Harare: Zimbabwe's international book fair, once Africa's proudest literary celebration, now has only one tale to tell the decline of a country brought to its knees by political and economic woes.

The cultural life of the southern African country books, music, film and theatre is being strangled by a severe economic crisis many critics blame on President Robert Mugabe's government.

Up until 2002, the Zimbabwe International Book Fair was one of the continent's biggest shows, attracting African, European, American and Asian publishers to exhibit their work, and Africa's top writers to attend conferences.

But the fair held in Zimbabwe's capital this week remains "international" in name only, shunned by foreign publishers and writers who see little mileage from travelling to a country the United States has branded an "outpost of tyranny".

"We have lost out to politics," mourned one man minding an exhibition of give-away pamphlets on rural development.

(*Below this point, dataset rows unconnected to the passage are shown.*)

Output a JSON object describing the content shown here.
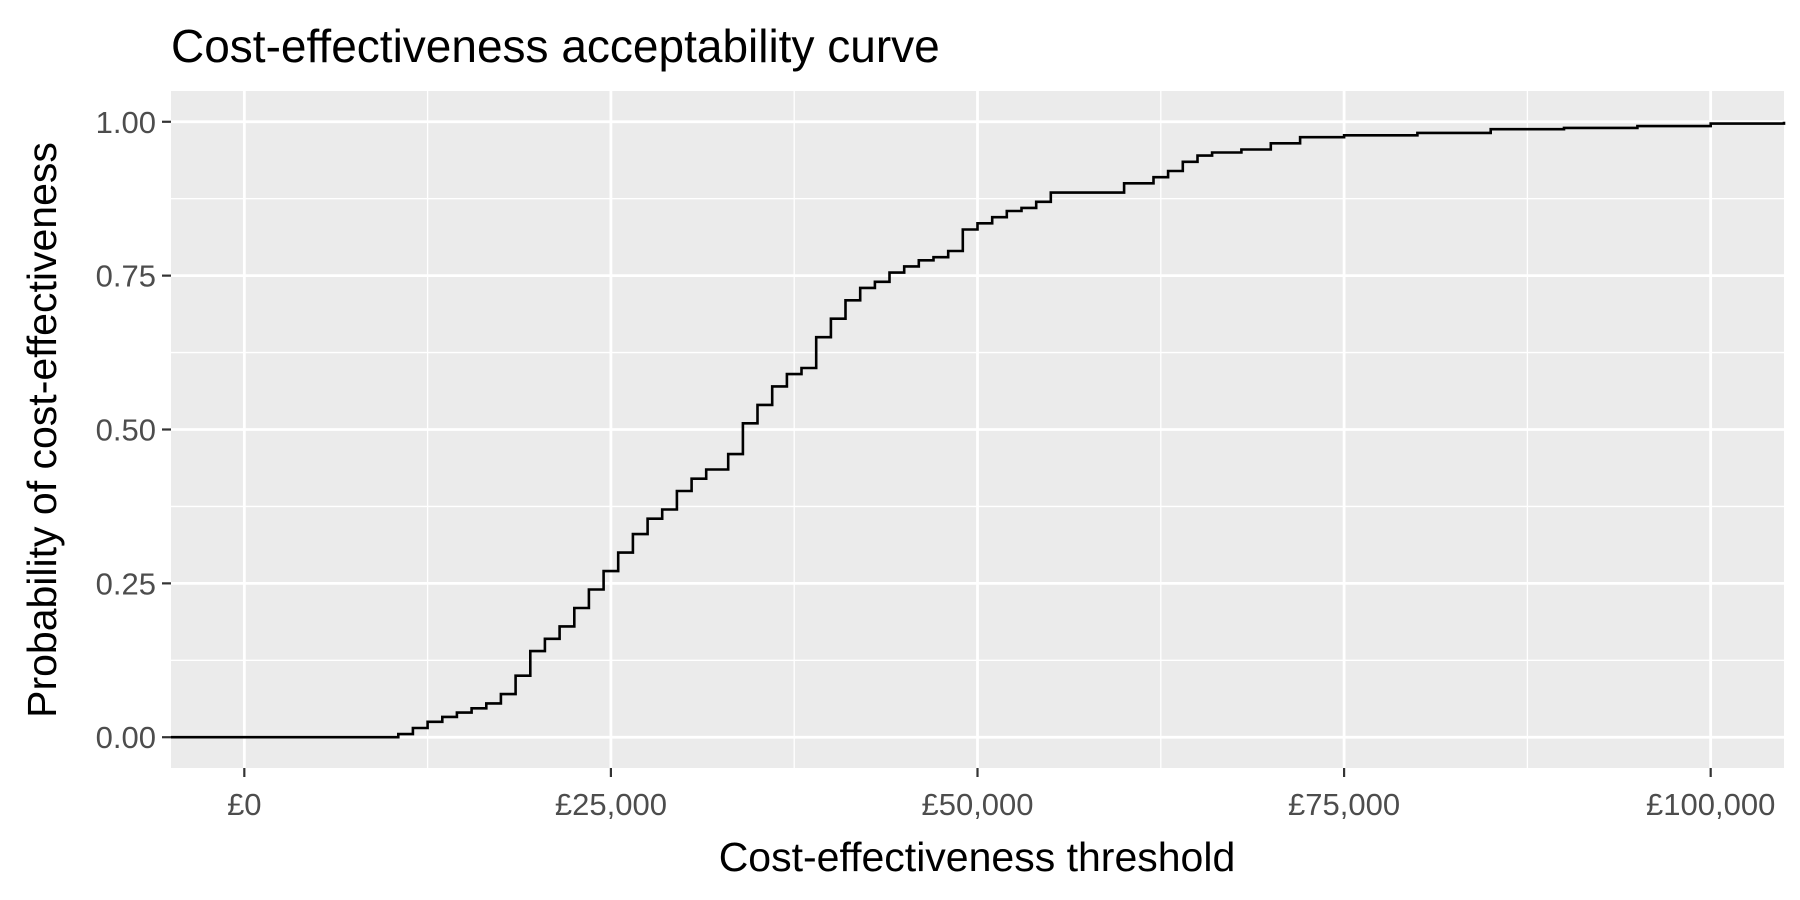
{
  "chart_data": {
    "type": "line",
    "title": "Cost-effectiveness acceptability curve",
    "xlabel": "Cost-effectiveness threshold",
    "ylabel": "Probability of cost-effectiveness",
    "xlim": [
      -5000,
      105000
    ],
    "ylim": [
      -0.05,
      1.05
    ],
    "x_ticks": [
      0,
      25000,
      50000,
      75000,
      100000
    ],
    "x_tick_labels": [
      "£0",
      "£25,000",
      "£50,000",
      "£75,000",
      "£100,000"
    ],
    "y_ticks": [
      0,
      0.25,
      0.5,
      0.75,
      1.0
    ],
    "y_tick_labels": [
      "0.00",
      "0.25",
      "0.50",
      "0.75",
      "1.00"
    ],
    "grid": true,
    "line_color": "#000000",
    "panel_background": "#ebebeb",
    "grid_color": "#ffffff",
    "series": [
      {
        "x": [
          -5000,
          9500,
          10500,
          11500,
          12500,
          13500,
          14500,
          15500,
          16500,
          17500,
          18500,
          19500,
          20500,
          21500,
          22500,
          23500,
          24500,
          25500,
          26500,
          27500,
          28500,
          29500,
          30500,
          31500,
          32500,
          33000,
          34000,
          35000,
          36000,
          37000,
          38000,
          39000,
          40000,
          41000,
          42000,
          43000,
          44000,
          45000,
          46000,
          47000,
          48000,
          49000,
          50000,
          51000,
          52000,
          53000,
          54000,
          55000,
          56000,
          58000,
          60000,
          62000,
          63000,
          64000,
          65000,
          66000,
          68000,
          70000,
          72000,
          75000,
          80000,
          85000,
          90000,
          95000,
          100000,
          105000
        ],
        "y": [
          0.0,
          0.0,
          0.005,
          0.015,
          0.025,
          0.033,
          0.04,
          0.047,
          0.055,
          0.07,
          0.1,
          0.14,
          0.16,
          0.18,
          0.21,
          0.24,
          0.27,
          0.3,
          0.33,
          0.355,
          0.37,
          0.4,
          0.42,
          0.435,
          0.435,
          0.46,
          0.51,
          0.54,
          0.57,
          0.59,
          0.6,
          0.65,
          0.68,
          0.71,
          0.73,
          0.74,
          0.755,
          0.765,
          0.775,
          0.78,
          0.79,
          0.825,
          0.835,
          0.845,
          0.855,
          0.86,
          0.87,
          0.885,
          0.885,
          0.885,
          0.9,
          0.91,
          0.92,
          0.935,
          0.945,
          0.95,
          0.955,
          0.965,
          0.975,
          0.978,
          0.982,
          0.988,
          0.99,
          0.993,
          0.997,
          1.0
        ]
      }
    ]
  }
}
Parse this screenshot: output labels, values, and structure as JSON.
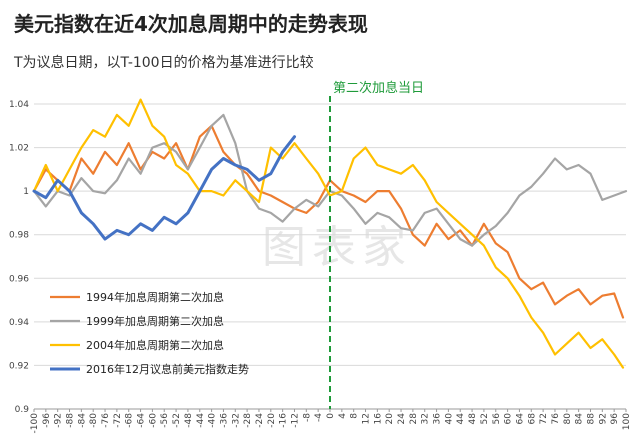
{
  "title": "美元指数在近4次加息周期中的走势表现",
  "subtitle": "T为议息日期，以T-100日的价格为基准进行比较",
  "watermark": "图表家",
  "chart_data": {
    "type": "line",
    "x_range": [
      -100,
      100
    ],
    "x_ticks": [
      -100,
      -96,
      -92,
      -88,
      -84,
      -80,
      -76,
      -72,
      -68,
      -64,
      -60,
      -56,
      -52,
      -48,
      -44,
      -40,
      -36,
      -32,
      -28,
      -24,
      -20,
      -16,
      -12,
      -8,
      -4,
      0,
      4,
      8,
      12,
      16,
      20,
      24,
      28,
      32,
      36,
      40,
      44,
      48,
      52,
      56,
      60,
      64,
      68,
      72,
      76,
      80,
      84,
      88,
      92,
      96,
      100
    ],
    "ylim": [
      0.9,
      1.04
    ],
    "y_ticks": [
      0.9,
      0.92,
      0.94,
      0.96,
      0.98,
      1,
      1.02,
      1.04
    ],
    "y_tick_labels": [
      "0.9",
      "0.92",
      "0.94",
      "0.96",
      "0.98",
      "1",
      "1.02",
      "1.04"
    ],
    "grid": "horizontal",
    "event": {
      "x": 0,
      "label": "第二次加息当日",
      "color": "#1f9b3a"
    },
    "legend_position": "bottom-left",
    "series": [
      {
        "name": "1994年加息周期第二次加息",
        "color": "#ed7d31",
        "x": [
          -100,
          -96,
          -92,
          -88,
          -84,
          -80,
          -76,
          -72,
          -68,
          -64,
          -60,
          -56,
          -52,
          -48,
          -44,
          -40,
          -36,
          -32,
          -28,
          -24,
          -20,
          -16,
          -12,
          -8,
          -4,
          0,
          4,
          8,
          12,
          16,
          20,
          24,
          28,
          32,
          36,
          40,
          44,
          48,
          52,
          56,
          60,
          64,
          68,
          72,
          76,
          80,
          84,
          88,
          92,
          96,
          99
        ],
        "values": [
          1.0,
          1.01,
          1.005,
          1.0,
          1.015,
          1.008,
          1.018,
          1.012,
          1.022,
          1.01,
          1.018,
          1.015,
          1.022,
          1.01,
          1.025,
          1.03,
          1.018,
          1.012,
          1.008,
          1.0,
          0.998,
          0.995,
          0.992,
          0.99,
          0.995,
          1.005,
          1.0,
          0.998,
          0.995,
          1.0,
          1.0,
          0.992,
          0.98,
          0.975,
          0.985,
          0.978,
          0.982,
          0.975,
          0.985,
          0.976,
          0.972,
          0.96,
          0.955,
          0.958,
          0.948,
          0.952,
          0.955,
          0.948,
          0.952,
          0.953,
          0.942
        ]
      },
      {
        "name": "1999年加息周期第二次加息",
        "color": "#a5a5a5",
        "x": [
          -100,
          -96,
          -92,
          -88,
          -84,
          -80,
          -76,
          -72,
          -68,
          -64,
          -60,
          -56,
          -52,
          -48,
          -44,
          -40,
          -36,
          -32,
          -28,
          -24,
          -20,
          -16,
          -12,
          -8,
          -4,
          0,
          4,
          8,
          12,
          16,
          20,
          24,
          28,
          32,
          36,
          40,
          44,
          48,
          52,
          56,
          60,
          64,
          68,
          72,
          76,
          80,
          84,
          88,
          92,
          96,
          100
        ],
        "values": [
          1.0,
          0.993,
          1.0,
          0.998,
          1.006,
          1.0,
          0.999,
          1.005,
          1.015,
          1.008,
          1.02,
          1.022,
          1.018,
          1.01,
          1.02,
          1.03,
          1.035,
          1.022,
          1.0,
          0.992,
          0.99,
          0.986,
          0.992,
          0.996,
          0.993,
          1.0,
          0.998,
          0.992,
          0.985,
          0.99,
          0.988,
          0.983,
          0.982,
          0.99,
          0.992,
          0.985,
          0.978,
          0.975,
          0.98,
          0.984,
          0.99,
          0.998,
          1.002,
          1.008,
          1.015,
          1.01,
          1.012,
          1.008,
          0.996,
          0.998,
          1.0
        ]
      },
      {
        "name": "2004年加息周期第二次加息",
        "color": "#ffc000",
        "x": [
          -100,
          -96,
          -92,
          -88,
          -84,
          -80,
          -76,
          -72,
          -68,
          -64,
          -60,
          -56,
          -52,
          -48,
          -44,
          -40,
          -36,
          -32,
          -28,
          -24,
          -20,
          -16,
          -12,
          -8,
          -4,
          0,
          4,
          8,
          12,
          16,
          20,
          24,
          28,
          32,
          36,
          40,
          44,
          48,
          52,
          56,
          60,
          64,
          68,
          72,
          76,
          80,
          84,
          88,
          92,
          96,
          99
        ],
        "values": [
          1.0,
          1.012,
          1.0,
          1.01,
          1.02,
          1.028,
          1.025,
          1.035,
          1.03,
          1.042,
          1.03,
          1.025,
          1.012,
          1.008,
          1.0,
          1.0,
          0.998,
          1.005,
          1.0,
          0.995,
          1.02,
          1.015,
          1.022,
          1.015,
          1.008,
          0.998,
          1.0,
          1.015,
          1.02,
          1.012,
          1.01,
          1.008,
          1.012,
          1.005,
          0.995,
          0.99,
          0.985,
          0.98,
          0.975,
          0.965,
          0.96,
          0.952,
          0.942,
          0.935,
          0.925,
          0.93,
          0.935,
          0.928,
          0.932,
          0.925,
          0.919
        ]
      },
      {
        "name": "2016年12月议息前美元指数走势",
        "color": "#4472c4",
        "x": [
          -100,
          -96,
          -92,
          -88,
          -84,
          -80,
          -76,
          -72,
          -68,
          -64,
          -60,
          -56,
          -52,
          -48,
          -44,
          -40,
          -36,
          -32,
          -28,
          -24,
          -20,
          -16,
          -12
        ],
        "values": [
          1.0,
          0.997,
          1.005,
          1.0,
          0.99,
          0.985,
          0.978,
          0.982,
          0.98,
          0.985,
          0.982,
          0.988,
          0.985,
          0.99,
          1.0,
          1.01,
          1.015,
          1.012,
          1.01,
          1.005,
          1.008,
          1.018,
          1.025
        ]
      }
    ]
  }
}
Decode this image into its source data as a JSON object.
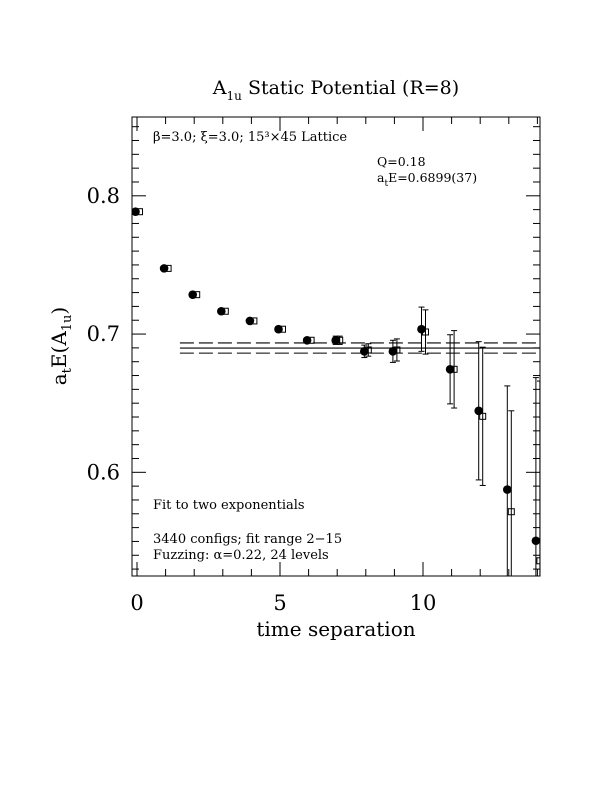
{
  "chart_data": {
    "type": "scatter",
    "title": {
      "main": "A",
      "sub": "1u",
      "rest": " Static Potential (R=8)"
    },
    "xlabel": "time separation",
    "ylabel": {
      "pre": "a",
      "pre_sub": "t",
      "mid": "E(A",
      "mid_sub": "1u",
      "post": ")"
    },
    "xlim": [
      0,
      14
    ],
    "ylim": [
      0.525,
      0.857
    ],
    "x_ticks": [
      0,
      5,
      10
    ],
    "y_ticks": [
      0.6,
      0.7,
      0.8
    ],
    "x_tick_labels": [
      "0",
      "5",
      "10"
    ],
    "y_tick_labels": [
      "0.6",
      "0.7",
      "0.8"
    ],
    "lattice_text": "β=3.0; ξ=3.0; 15³×45 Lattice",
    "fit_info": {
      "q": "Q=0.18",
      "energy_pre": "a",
      "energy_sub": "t",
      "energy_rest": "E=0.6899(37)"
    },
    "notes": {
      "fit": "Fit to two exponentials",
      "configs": "3440 configs; fit range 2−15",
      "fuzzing": "Fuzzing: α=0.22, 24 levels"
    },
    "fit": {
      "value": 0.6899,
      "error": 0.0037,
      "x_range": [
        1.5,
        14
      ]
    },
    "series": [
      {
        "marker": "filled-circle",
        "points": [
          {
            "x": 0,
            "y": 0.7885,
            "err": 0.001
          },
          {
            "x": 1,
            "y": 0.7475,
            "err": 0.001
          },
          {
            "x": 2,
            "y": 0.7285,
            "err": 0.0012
          },
          {
            "x": 3,
            "y": 0.7165,
            "err": 0.0012
          },
          {
            "x": 4,
            "y": 0.7095,
            "err": 0.0015
          },
          {
            "x": 5,
            "y": 0.7035,
            "err": 0.0015
          },
          {
            "x": 6,
            "y": 0.6955,
            "err": 0.0018
          },
          {
            "x": 7,
            "y": 0.6955,
            "err": 0.003
          },
          {
            "x": 8,
            "y": 0.6875,
            "err": 0.0045
          },
          {
            "x": 9,
            "y": 0.6875,
            "err": 0.008
          },
          {
            "x": 10,
            "y": 0.7035,
            "err": 0.016
          },
          {
            "x": 11,
            "y": 0.6745,
            "err": 0.025
          },
          {
            "x": 12,
            "y": 0.6445,
            "err": 0.05
          },
          {
            "x": 13,
            "y": 0.5875,
            "err": 0.075
          },
          {
            "x": 14,
            "y": 0.5505,
            "err": 0.118
          }
        ]
      },
      {
        "marker": "open-square",
        "points": [
          {
            "x": 0,
            "y": 0.7885,
            "err": 0.001
          },
          {
            "x": 1,
            "y": 0.7475,
            "err": 0.001
          },
          {
            "x": 2,
            "y": 0.7285,
            "err": 0.0012
          },
          {
            "x": 3,
            "y": 0.7165,
            "err": 0.0012
          },
          {
            "x": 4,
            "y": 0.7095,
            "err": 0.0015
          },
          {
            "x": 5,
            "y": 0.7035,
            "err": 0.0015
          },
          {
            "x": 6,
            "y": 0.6955,
            "err": 0.0018
          },
          {
            "x": 7,
            "y": 0.6955,
            "err": 0.003
          },
          {
            "x": 8,
            "y": 0.6885,
            "err": 0.0045
          },
          {
            "x": 9,
            "y": 0.6885,
            "err": 0.008
          },
          {
            "x": 10,
            "y": 0.7015,
            "err": 0.016
          },
          {
            "x": 11,
            "y": 0.6745,
            "err": 0.028
          },
          {
            "x": 12,
            "y": 0.6405,
            "err": 0.05
          },
          {
            "x": 13,
            "y": 0.5715,
            "err": 0.073
          },
          {
            "x": 14,
            "y": 0.536,
            "err": 0.13
          }
        ]
      }
    ]
  }
}
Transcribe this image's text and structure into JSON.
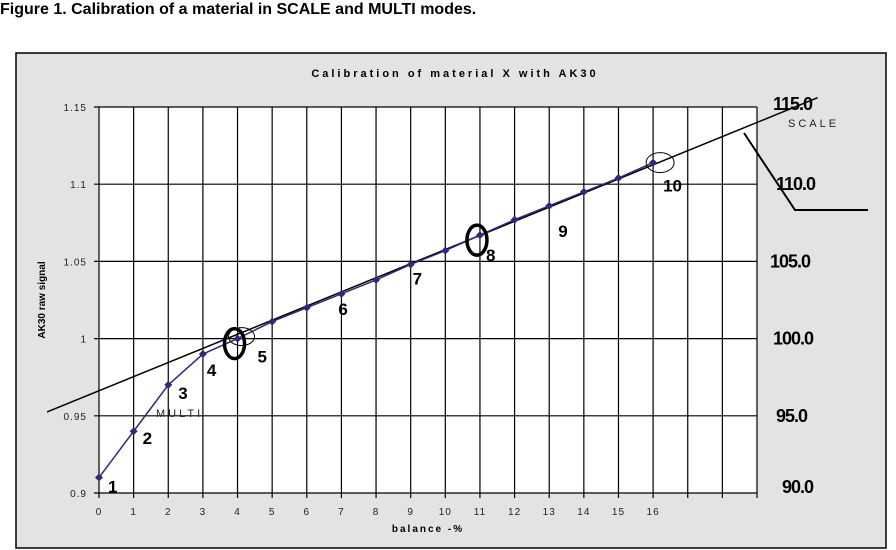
{
  "caption": "Figure 1. Calibration of a material in SCALE and MULTI modes.",
  "chart_data": {
    "type": "line",
    "title": "Calibration of material X with AK30",
    "xlabel": "balance -%",
    "ylabel": "AK30 raw signal",
    "xlim": [
      0,
      19
    ],
    "ylim": [
      0.9,
      1.15
    ],
    "x_ticks": [
      "0",
      "1",
      "2",
      "3",
      "4",
      "5",
      "6",
      "7",
      "8",
      "9",
      "10",
      "11",
      "12",
      "13",
      "14",
      "15",
      "16",
      "",
      ""
    ],
    "y_ticks": [
      "0.9",
      "0.95",
      "1",
      "1.05",
      "1.1",
      "1.15"
    ],
    "grid": true,
    "series": [
      {
        "name": "MULTI",
        "color": "#2e2a78",
        "marker": "diamond",
        "x": [
          0,
          1,
          2,
          3,
          4,
          5,
          6,
          7,
          8,
          9,
          10,
          11,
          12,
          13,
          14,
          15,
          16
        ],
        "y": [
          0.91,
          0.94,
          0.97,
          0.99,
          1.0,
          1.011,
          1.02,
          1.029,
          1.038,
          1.048,
          1.057,
          1.067,
          1.077,
          1.086,
          1.095,
          1.104,
          1.114
        ]
      },
      {
        "name": "SCALE",
        "color": "#000000",
        "x": [
          -1.5,
          20.75
        ],
        "y": [
          0.9525,
          1.156
        ]
      }
    ],
    "right_scale_labels": [
      "90.0",
      "95.0",
      "100.0",
      "105.0",
      "110.0",
      "115.0"
    ],
    "point_labels": [
      {
        "text": "1",
        "x": 0
      },
      {
        "text": "2",
        "x": 1
      },
      {
        "text": "3",
        "x": 2
      },
      {
        "text": "4",
        "x": 3
      },
      {
        "text": "5",
        "x": 4
      },
      {
        "text": "6",
        "x": 7
      },
      {
        "text": "7",
        "x": 9
      },
      {
        "text": "8",
        "x": 11
      },
      {
        "text": "9",
        "x": 13
      },
      {
        "text": "10",
        "x": 16
      }
    ],
    "circled_points": [
      4,
      11,
      16
    ],
    "plot_background": "#ffffff",
    "chart_background": "#e3e3e3"
  }
}
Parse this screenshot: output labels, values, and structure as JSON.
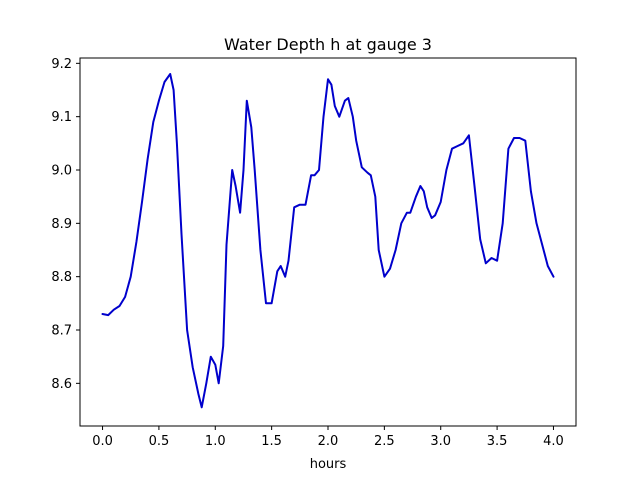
{
  "chart_data": {
    "type": "line",
    "title": "Water Depth h at gauge 3",
    "xlabel": "hours",
    "ylabel": "",
    "xlim": [
      -0.2,
      4.2
    ],
    "ylim": [
      8.52,
      9.21
    ],
    "xticks": [
      0.0,
      0.5,
      1.0,
      1.5,
      2.0,
      2.5,
      3.0,
      3.5,
      4.0
    ],
    "xtick_labels": [
      "0.0",
      "0.5",
      "1.0",
      "1.5",
      "2.0",
      "2.5",
      "3.0",
      "3.5",
      "4.0"
    ],
    "yticks": [
      8.6,
      8.7,
      8.8,
      8.9,
      9.0,
      9.1,
      9.2
    ],
    "ytick_labels": [
      "8.6",
      "8.7",
      "8.8",
      "8.9",
      "9.0",
      "9.1",
      "9.2"
    ],
    "grid": false,
    "legend": "none",
    "series": [
      {
        "color": "#0000cc",
        "x": [
          0.0,
          0.05,
          0.1,
          0.15,
          0.2,
          0.25,
          0.3,
          0.35,
          0.4,
          0.45,
          0.5,
          0.55,
          0.6,
          0.63,
          0.66,
          0.7,
          0.75,
          0.8,
          0.85,
          0.88,
          0.92,
          0.96,
          1.0,
          1.03,
          1.07,
          1.1,
          1.15,
          1.18,
          1.22,
          1.25,
          1.28,
          1.32,
          1.35,
          1.4,
          1.45,
          1.5,
          1.55,
          1.58,
          1.62,
          1.65,
          1.7,
          1.75,
          1.8,
          1.85,
          1.88,
          1.92,
          1.96,
          2.0,
          2.03,
          2.06,
          2.1,
          2.15,
          2.18,
          2.22,
          2.25,
          2.3,
          2.35,
          2.38,
          2.42,
          2.45,
          2.5,
          2.55,
          2.6,
          2.65,
          2.7,
          2.73,
          2.78,
          2.82,
          2.85,
          2.88,
          2.92,
          2.95,
          3.0,
          3.05,
          3.1,
          3.15,
          3.2,
          3.25,
          3.3,
          3.35,
          3.4,
          3.45,
          3.5,
          3.55,
          3.6,
          3.65,
          3.7,
          3.75,
          3.8,
          3.85,
          3.9,
          3.95,
          4.0
        ],
        "y": [
          8.73,
          8.728,
          8.738,
          8.745,
          8.762,
          8.8,
          8.865,
          8.94,
          9.02,
          9.09,
          9.13,
          9.165,
          9.18,
          9.15,
          9.05,
          8.88,
          8.7,
          8.63,
          8.58,
          8.555,
          8.6,
          8.65,
          8.635,
          8.6,
          8.67,
          8.86,
          9.0,
          8.97,
          8.92,
          9.0,
          9.13,
          9.08,
          9.0,
          8.85,
          8.75,
          8.75,
          8.81,
          8.82,
          8.8,
          8.83,
          8.93,
          8.935,
          8.935,
          8.99,
          8.99,
          9.0,
          9.1,
          9.17,
          9.16,
          9.12,
          9.1,
          9.13,
          9.135,
          9.1,
          9.055,
          9.005,
          8.995,
          8.99,
          8.95,
          8.85,
          8.8,
          8.815,
          8.85,
          8.9,
          8.92,
          8.92,
          8.95,
          8.97,
          8.96,
          8.93,
          8.91,
          8.915,
          8.94,
          9.0,
          9.04,
          9.045,
          9.05,
          9.065,
          8.97,
          8.87,
          8.825,
          8.835,
          8.83,
          8.9,
          9.04,
          9.06,
          9.06,
          9.055,
          8.96,
          8.9,
          8.86,
          8.82,
          8.8
        ]
      }
    ]
  }
}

"There are very few people coming here because it's no longer the same," he said. "But I guess we have got to keep the idea alive so that when things get better we will not start from scratch."

During Zimbabwe's sunnier days, when Mugabe was still hailed as the man who ended white rule in the former Rhodesia in 1980, the Harare book fair drew Africa's literary giants.

Nigeria's legendary Chinua Achebe, who became famous with his first novel Things Fall Apart, and Kenyans Ngugi wa Thiong'o and Ali Mazrui were among those who graced the shows.

"It was Afro-centric ... people came for brainstorming sessions on African literature and lots of ideas emerged from these meetings. It was extremely fun and very laid-back," said Veronique Tadjo, an author from Ivory Coast.

But now the big writers and publishers are staying away and the fair resembles a small village show, its largely empty book stalls standing under thatch shades in a vacant, windswept park.

Although Zimbabwe has a 90 per cent literacy rate one of the highest in Africa its economic woes have left it almost unable to sustain a publishing industry as consumers struggle with inflation now well over 1,000 per cent.

Book lovers are not alone in bemoaning the slow death of Zimbabwe's cultural life.

The country which drew famous musicians in the 1980s and 1990s such as Bob Marley and The Wailers, UB40, Peter Gabriel, Paul Simon, Osibisa and Sam Mangwana cannot afford to pay top profile foreign artists.

Even smaller pleasures, such as cinema outings and DVD rentals, are feeling the pinch.